Au sujet de : Le Livre de Skell - tome 1 article paru originellement en mai 2012 www.actuabd.com
Le Livre de Skell : le nouveau coup d’éclat de Valérie Mangin
Au centre d’un monde ravagé par les guerres, le dieu Steh-Vah s’est imposé comme la lumière vitale des hommes. Sa puissante servante, toute dévouée à sa cause, devra faire face à son humanité.La cité hérétique du roi Azolah a été mise au pas par Skell et son armée. Prêtre-soldat du dieu Steh-Vah, Skell est l’exécutrice de ses volontés. Elle pourchasse les vivants qui veulent se soustraire à l’emprise de l’être supérieur, les purifiant par le feu et la mort. Souhaitant libérer son peuple de l’ascendant du parasite implanté dans chacun de ses sujets, le souverain puni était considéré comme hérétique. Par l’intermédiaire d’une drogue, il engourdissait la subordination imprimée par la part du dieu greffé en eux. Ce parasite en effet, élément nécessaire à la vie, ne pouvait être ôté du sujet qu’en causant la mort de son récipiendaire. Les livres à l’index consultés par le roi déchu sont mis au secret dans la capitale afin de préserver la population de leur néfaste influence. Skell, animée par une foi puissante, est le bras armé de ce dogme musclé mais ses convictions vont vaciller. Des doutes l’assaillent et sa curiosité fera d’elle une paria.

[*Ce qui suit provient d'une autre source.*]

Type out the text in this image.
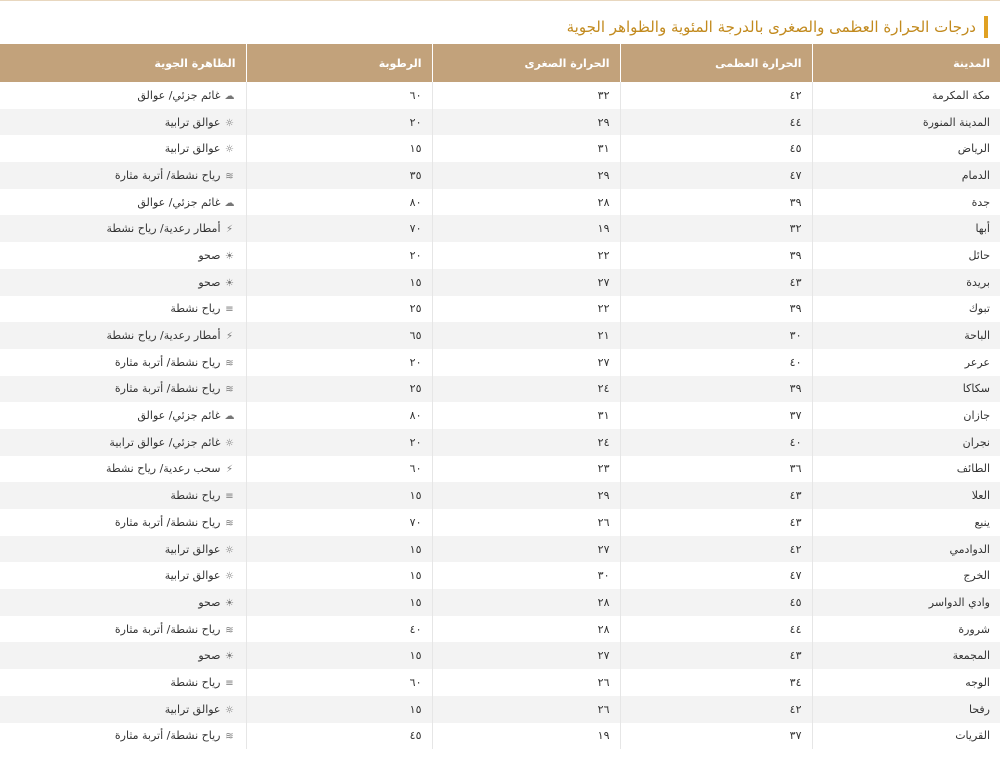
درجات الحرارة العظمى والصغرى بالدرجة المئوية والظواهر الجوية
المدينة	الحرارة العظمى	الحرارة الصغرى	الرطوبة	الظاهرة الجوية
مكة المكرمة	٤٢	٣٢	٦٠	☁غائم جزئي/ عوالق
المدينة المنورة	٤٤	٢٩	٢٠	☼عوالق ترابية
الرياض	٤٥	٣١	١٥	☼عوالق ترابية
الدمام	٤٧	٢٩	٣٥	≋رياح نشطة/ أتربة مثارة
جدة	٣٩	٢٨	٨٠	☁غائم جزئي/ عوالق
أبها	٣٢	١٩	٧٠	⚡أمطار رعدية/ رياح نشطة
حائل	٣٩	٢٢	٢٠	☀صحو
بريدة	٤٣	٢٧	١٥	☀صحو
تبوك	٣٩	٢٢	٢٥	≡رياح نشطة
الباحة	٣٠	٢١	٦٥	⚡أمطار رعدية/ رياح نشطة
عرعر	٤٠	٢٧	٢٠	≋رياح نشطة/ أتربة مثارة
سكاكا	٣٩	٢٤	٢٥	≋رياح نشطة/ أتربة مثارة
جازان	٣٧	٣١	٨٠	☁غائم جزئي/ عوالق
نجران	٤٠	٢٤	٢٠	☼غائم جزئي/ عوالق ترابية
الطائف	٣٦	٢٣	٦٠	⚡سحب رعدية/ رياح نشطة
العلا	٤٣	٢٩	١٥	≡رياح نشطة
ينبع	٤٣	٢٦	٧٠	≋رياح نشطة/ أتربة مثارة
الدوادمي	٤٢	٢٧	١٥	☼عوالق ترابية
الخرج	٤٧	٣٠	١٥	☼عوالق ترابية
وادي الدواسر	٤٥	٢٨	١٥	☀صحو
شرورة	٤٤	٢٨	٤٠	≋رياح نشطة/ أتربة مثارة
المجمعة	٤٣	٢٧	١٥	☀صحو
الوجه	٣٤	٢٦	٦٠	≡رياح نشطة
رفحا	٤٢	٢٦	١٥	☼عوالق ترابية
القريات	٣٧	١٩	٤٥	≋رياح نشطة/ أتربة مثارة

Construit sous la forme d’un diptyque, ce scénario signé Valérie Mangin (Le Fléaux des Dieux), dessiné par Stéphane Servain (l’Histoire de Siloë, l’Esprit de Warren et Le Traque-mémoire, chez Delcourt), nous offre un album de Fantasy à la tonalité oppressante d’un récit post-apocalyptique.
Il se construit sur une dualité opposant foi subordinatrice et raisonnement libérateur. Le dieu, présent en chacun de ses sujets, doit apporter la plénitude au peuple élu mais le prive, du même coup, de son libre-arbitre. Obscurantisme, censure, soumission, prohibition, la religion puissante et inquisitrice empêche toute acquisition de connaissance qui ne lui est pas liée. Ses plus hauts dignitaires peuvent provoquer la déchéance de quiconque. La parabole est claire. Skell joue le rôle principal d’une troublante prophétie. Destinée à entrer dans les cercles les plus élevés du pouvoir, elle paraît, sans pouvoir le contrecarrer, se diriger vers un destin immuable. Comme dans bien des récits mythologiques, l’héroïne est un pion ne pouvant influencer le futur, mélasse temporelle emprisonnée dans les bas-fonds d’une pensée unique, une simple pièce prête à être sacrifier. Ce récit possède des qualités indéniables, mais les enchainements sont parfois capricieux. Les dialogues, peu présents, sont toutefois très précis. L’ensemble de la trame est claire mais on regrette le manque d’approfondissement psychologique qu’aurait mérité le personnage principal dans ce premier tome. Les protagonistes ne sont pas nombreux et tous ont un rôle à jouer. Il n’y a pas de faire-valoir, ni de digression inutile, on va à l’essentiel pour la compréhension et la poursuite d’un récit rapide, peut-être trop rythmé dans son avancement. On souhaiterait savoir plus de choses sur l’héroïne et le monde dans lequel elle se débat. On suppose que le deuxième album ira dans ce sens.
Valérie Mangin s’est en tout cas trouvé un nouveau compagnon de jeu de qualité en la personne de Stéphane Servain dont le dessin et la composition des planches sont remarquables.